'Foi Apenas Um Acidente', o vencedor de Cannes deste ano, chega à maratona cinéfila paulistana nesta segunda, abrindo um debate sobre as violências políticas do Irã
É dia, enfim, de o Brasil prestigiar a Palma de Ouro de 2025: "Foi Apenas Um Acidente", de Jafar Panahi, será exibido pela primeira vez no país nesta segunda (27), na Mostra de São Paulo, às 18h30, na Cinemateca Brasileira. Mais duas projeções estão agendadas. Uma rola nesta terça, às 17h15, no Cultura Artística, e outra, na quarta, às 20h40, no Reserva Cultural. Quem perder terá de esperar até 4 de dezembro, para a estreia comercial do longa-metragem, realizada numa sinergia entre as distribuidoras (e plataformas) Imovision e MUBI.
Apesar de ser iraniano, esse suspense de tônus político foi escolhido pela França (sua coprodutora) para representá-la oficialmente na apreciação da Academia de Hollywood, em busca de uma vaga na disputa do Oscar 2026 - o que amplia as chances de sucesso da produção na telona.
Aos 65 anos, Panahi já trazia no currículo o Leopardo de Ouro do Festival de Locarno (dado a 'O Espelho", em 1997); o Leão de Ouro de Veneza (conferido a "O Círculo", em 2000); e o Urso de Ouro da Berlinale, atribuído a ele há dez anos, por "Táxi Teerã".
Seu histórico de vitórias divide espaço com uma profissão de fé na liberdade, marcada por múltiplas retaliações em seu país. Em 2010, foi condenado a seis anos de prisão e proibido de filmar e de sair do Irã (por 20 anos), sob a acusação de fazer propaganda contra o regime que governa sua terra natal. Apesar das restrições, no ano seguinte, realizou "Isto Não É um Filme" (2011), ambientado em seu claustro domiciliar. Acabou liberado, com o apoio da comunidade cinéfila internacional. Em 2022, quando foi laureado com o Prêmio Especial do Júri em solo veneziano, por "Sem Ursos", o diretor foi preso e só foi libertado em fevereiro de 2023, depois e fazer greve de fome.
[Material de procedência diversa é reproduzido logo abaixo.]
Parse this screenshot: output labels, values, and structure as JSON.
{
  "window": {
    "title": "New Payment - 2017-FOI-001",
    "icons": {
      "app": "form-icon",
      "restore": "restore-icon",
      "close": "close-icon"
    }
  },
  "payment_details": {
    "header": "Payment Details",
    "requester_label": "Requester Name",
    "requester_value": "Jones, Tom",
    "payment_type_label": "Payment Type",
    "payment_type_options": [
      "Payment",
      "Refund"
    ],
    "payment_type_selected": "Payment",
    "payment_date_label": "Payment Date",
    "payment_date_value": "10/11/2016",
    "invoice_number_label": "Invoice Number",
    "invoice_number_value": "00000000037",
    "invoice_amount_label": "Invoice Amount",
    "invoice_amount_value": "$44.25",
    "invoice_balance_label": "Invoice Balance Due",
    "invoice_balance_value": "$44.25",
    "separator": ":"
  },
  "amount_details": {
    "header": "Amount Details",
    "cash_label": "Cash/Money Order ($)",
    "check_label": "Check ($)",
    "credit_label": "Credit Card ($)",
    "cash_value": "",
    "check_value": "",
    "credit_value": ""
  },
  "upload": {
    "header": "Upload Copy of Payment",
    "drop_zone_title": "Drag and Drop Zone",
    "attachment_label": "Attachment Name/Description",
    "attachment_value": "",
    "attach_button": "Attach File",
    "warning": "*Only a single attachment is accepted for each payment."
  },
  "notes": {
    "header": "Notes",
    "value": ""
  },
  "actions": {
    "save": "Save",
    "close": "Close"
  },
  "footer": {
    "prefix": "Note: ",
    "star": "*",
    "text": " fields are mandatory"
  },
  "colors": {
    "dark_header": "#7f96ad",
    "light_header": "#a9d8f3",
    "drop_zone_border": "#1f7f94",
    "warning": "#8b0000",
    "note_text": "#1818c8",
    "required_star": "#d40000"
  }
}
Ao consagrar "Un Simple Accident" (título original da pérola que ele exibe agora na Mostra de SP), Cannes coroou sua resiliência na peleja para ser livre... e para denunciar intolerâncias. Ao receber o troféu francês, ele declarou publicamente o quanto o risco à sua segurança aumentou. Sua nação, há tempos, é azeda com os filmes que ele faz... e isso desde a sua estreia na realização, há 30 anos, com "O Balão Branco" (ganhador da Camèra d'Or na Croisette em 1995). Tratam sua obra como um atentado à dignidade do Irã.
O fato de "Foi Um Simples Acidente" narrar a vingança de um torturado contra o agente de estado que o vitimizou complicou ainda mais as chances de as autoridades de sua pátria festejarem sua consagração. Mas ela é merecida. Trata-se de um realizador que, há três décadas, segue a pavimentar um legado autoral no qual poesia e indignação caminham juntos, numa linha (por vezes) tênue entre ficção, etnografia, documentário e semiótica. "Para um cineasta, cada prêmio é um prazer e foi necessário muito trabalho para ganhar este troféu", disse Panahi em Cannes, com a Palma nas mãos.
"Em um determinado momento, eu tinha muitas imagens diferentes passando pela minha cabeça. Estava pensando em todos os rostos dos meus amigos que estavam na prisão comigo. Naquela época, nós estávamos na cadeia, mas o povo iraniano estava nas ruas lutando pela liberdade. Naquele momento, eu disse a mim mesmo que estava feliz por eles".
Esse thriller político toma corpo conforme o mecânico Vahid encontra por acaso o homem que acredita ter sido seu torturador na prisão, ele o sequestra decidido a se vingar. A única pista sobre a identidade desse sujeito é o som peculiar de sua perna protética. Vahid então recorre a um grupo de outras vítimas libertas em busca de confirmação, e o perigo só aumenta.
No arranque do longa, Panahi segue num carro onde um casal tenta conter uma menininha em plena euforia, com seu boneco de pelúcia preferido. Uma colisão trava o veículo. A pequena tem medo do que se passa, mas o pai a acolhe, ainda que com severidade. Nesse início tenso, ocorre o tal "simples acidente" do título, que deflagra uma cruzada de revanche sem medo de exposições gráficas da violência. "Eu aprendi com 'Táxi Teerã' a filmar em veículos em movimento. Num carro, você se sente em segurança", diz Panahi, entrando em detalhes de uma de suas detenções. "Eu fui vendado e levado para uma cela tão pequena que eu mal podia me mexer. Lá eu colhi histórias que compõem o roteiro desse meu novo filme".